A win is a win :thumbsup: And MICRO has it for 1 year. Even if He did cut a lap or too. Next year Freddie will have a baseball bat to handle the short trackers :wave:


----------



## BudBartos (Jan 1, 1970)

Thanks Tang for posting it :thumbsup:Those BRP cars sure can take a beating.


----------



## BillSmithBooks (Jan 18, 2009)

BudBartos said:


> Thanks Tang for posting it :thumbsup:Those BRP cars sure can take a beating.


My thoughts exactly. Must be the guy who makes them knows what he's doing.


----------



## BudBartos (Jan 1, 1970)

Thank You :thumbsup:


----------



## Micro_Racer (Mar 27, 2002)

I thought this race was for fun. 

It's one thing to joke around, but when you call out "all the infractions" that's just ridicules. 

I forfeit the trophy, and will bring it to the 1st summer series race - Where Bud (who obviously believes I cheated via the audio) can hand it over to who he believes is the winner.

I was just as shocked as everyone when I was announced as the winner. I was a lap down 2 seconds into the race, and Pat had 4 laps on the field by the 4 minute mark. (notice how Tang who was not TQ started first)

Since the video stopped at the 8 minute mark, you don't get to see my car's front end get hosed, and the car unable to go strait.....

This obviously is much more important to Patrick then it is to me.

TangTester is the winner of the 2009 Figure 8 race.:wave:


----------



## sg1 (Apr 2, 2003)

I agree, give it to him so he stops crying.....


----------



## sg1 (Apr 2, 2003)

Micro, if you were TQ, why did Tang get pole position?? If I were you I'd re-run the race, the start was incorrect. Maybe Freddie could chime in and let us know how this infraction could have taken place....


----------



## TangTester (Oct 7, 2001)

you got to love the internet


----------



## sg1 (Apr 2, 2003)

I sence there is some type of "luv" between Tang and Bud... I once heard about this stuff on Howard Stern.....


----------



## Donald Deutsch (Sep 29, 2001)

Very funny you guys, if you can't make up your minds I think the trophy should go to the person who was third.


----------



## DAVON (Aug 18, 2005)

GREAT VIDEO...WHY WAS IT CUT SHORT???
WE SHOULD DO THAT AT THE END OF EVERY SERIES.:thumbsup::thumbsup:
I THINK WE SHOULD GIVE THE TROPHY TO THE MARSHALS...ALOT OF RUNNING GOING ON.:freak:


----------



## TangTester (Oct 7, 2001)

video was cut short becasue my camera ran out of memory

I agree about the marshals, Although I did get one with my car.....In the main I think at the end I get hit by Logan........That was a hard hit.


----------



## BudBartos (Jan 1, 1970)

It was for FUN and Micro is the winner :thumbsup: However I thought I won


----------



## Micro_Racer (Mar 27, 2002)

Bret - Do you have an un-edited and full version of the fig 8 race? I would like to post on my web site if you do!


----------



## martian 710 (Jan 22, 2004)

Micro_Racer said:


> Bret - Do you have an un-edited and full version of the fig 8 race? I would like to post on my web site if you do!

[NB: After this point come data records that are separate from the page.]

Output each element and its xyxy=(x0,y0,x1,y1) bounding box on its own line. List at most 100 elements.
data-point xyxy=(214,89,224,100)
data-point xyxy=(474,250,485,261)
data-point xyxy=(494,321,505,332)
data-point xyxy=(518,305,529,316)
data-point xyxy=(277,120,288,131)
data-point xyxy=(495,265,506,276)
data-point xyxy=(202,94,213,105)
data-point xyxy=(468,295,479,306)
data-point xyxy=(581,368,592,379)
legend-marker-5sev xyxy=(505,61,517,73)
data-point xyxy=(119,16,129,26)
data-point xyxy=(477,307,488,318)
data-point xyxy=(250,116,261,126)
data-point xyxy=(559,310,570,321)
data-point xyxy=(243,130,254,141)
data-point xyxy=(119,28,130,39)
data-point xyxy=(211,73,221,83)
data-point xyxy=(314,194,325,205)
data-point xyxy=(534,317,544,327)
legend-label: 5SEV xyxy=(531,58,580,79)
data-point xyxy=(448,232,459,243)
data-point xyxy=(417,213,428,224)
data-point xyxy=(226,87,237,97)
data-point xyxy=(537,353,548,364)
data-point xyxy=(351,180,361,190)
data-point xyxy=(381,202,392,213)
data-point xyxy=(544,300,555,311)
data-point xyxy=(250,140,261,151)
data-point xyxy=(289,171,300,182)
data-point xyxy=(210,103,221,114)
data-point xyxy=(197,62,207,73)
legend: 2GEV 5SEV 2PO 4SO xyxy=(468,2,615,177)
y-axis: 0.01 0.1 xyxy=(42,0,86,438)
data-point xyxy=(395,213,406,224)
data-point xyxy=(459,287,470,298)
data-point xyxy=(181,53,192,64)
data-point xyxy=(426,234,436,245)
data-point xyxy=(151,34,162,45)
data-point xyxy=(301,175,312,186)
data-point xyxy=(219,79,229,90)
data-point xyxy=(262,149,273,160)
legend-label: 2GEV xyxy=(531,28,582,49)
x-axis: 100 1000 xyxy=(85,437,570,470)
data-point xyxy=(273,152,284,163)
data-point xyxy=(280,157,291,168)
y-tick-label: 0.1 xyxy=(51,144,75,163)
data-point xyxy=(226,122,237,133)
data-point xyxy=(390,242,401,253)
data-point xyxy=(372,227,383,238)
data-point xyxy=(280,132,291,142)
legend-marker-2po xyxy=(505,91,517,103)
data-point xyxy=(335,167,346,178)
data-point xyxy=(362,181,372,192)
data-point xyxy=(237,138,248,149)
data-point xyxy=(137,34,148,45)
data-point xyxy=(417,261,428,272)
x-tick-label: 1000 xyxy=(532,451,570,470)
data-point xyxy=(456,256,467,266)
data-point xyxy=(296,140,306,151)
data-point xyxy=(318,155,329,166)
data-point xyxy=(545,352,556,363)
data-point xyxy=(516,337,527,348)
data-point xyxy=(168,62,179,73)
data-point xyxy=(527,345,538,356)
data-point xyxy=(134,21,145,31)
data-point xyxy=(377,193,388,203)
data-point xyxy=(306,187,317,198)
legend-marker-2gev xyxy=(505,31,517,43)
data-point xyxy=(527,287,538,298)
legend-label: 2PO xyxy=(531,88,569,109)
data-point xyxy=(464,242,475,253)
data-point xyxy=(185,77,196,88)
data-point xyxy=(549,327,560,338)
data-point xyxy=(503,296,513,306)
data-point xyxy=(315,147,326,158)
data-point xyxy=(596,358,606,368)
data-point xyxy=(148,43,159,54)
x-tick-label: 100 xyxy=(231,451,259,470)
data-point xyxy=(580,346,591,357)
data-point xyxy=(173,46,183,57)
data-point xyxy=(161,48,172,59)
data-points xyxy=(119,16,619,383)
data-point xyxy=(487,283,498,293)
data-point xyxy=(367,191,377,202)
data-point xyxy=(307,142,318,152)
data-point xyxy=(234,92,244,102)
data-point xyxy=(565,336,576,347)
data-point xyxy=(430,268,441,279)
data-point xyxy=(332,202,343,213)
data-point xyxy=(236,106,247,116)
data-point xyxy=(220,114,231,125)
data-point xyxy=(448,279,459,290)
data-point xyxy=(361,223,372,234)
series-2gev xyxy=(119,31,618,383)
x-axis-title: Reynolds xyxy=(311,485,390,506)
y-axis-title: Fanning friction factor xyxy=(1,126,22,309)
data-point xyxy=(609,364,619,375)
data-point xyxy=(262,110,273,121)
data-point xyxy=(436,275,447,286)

I have both the road oval main and Figure-8 main on digital tape. I'll have to see if I can find an adaptor to download it to the computer. I'm guessing it can be done.


----------



## BudBartos (Jan 1, 1970)

un-edited  What ???


----------



## Mike Clark (Apr 28, 2007)

Figure 8 racing, LOL. One of these days we will need to make some race dates with our Nothern BRP Brothers & Sisters. We'll bring the Bar b Que!


----------



## BudBartos (Jan 1, 1970)

Sounds GOOD :thumbsup:


----------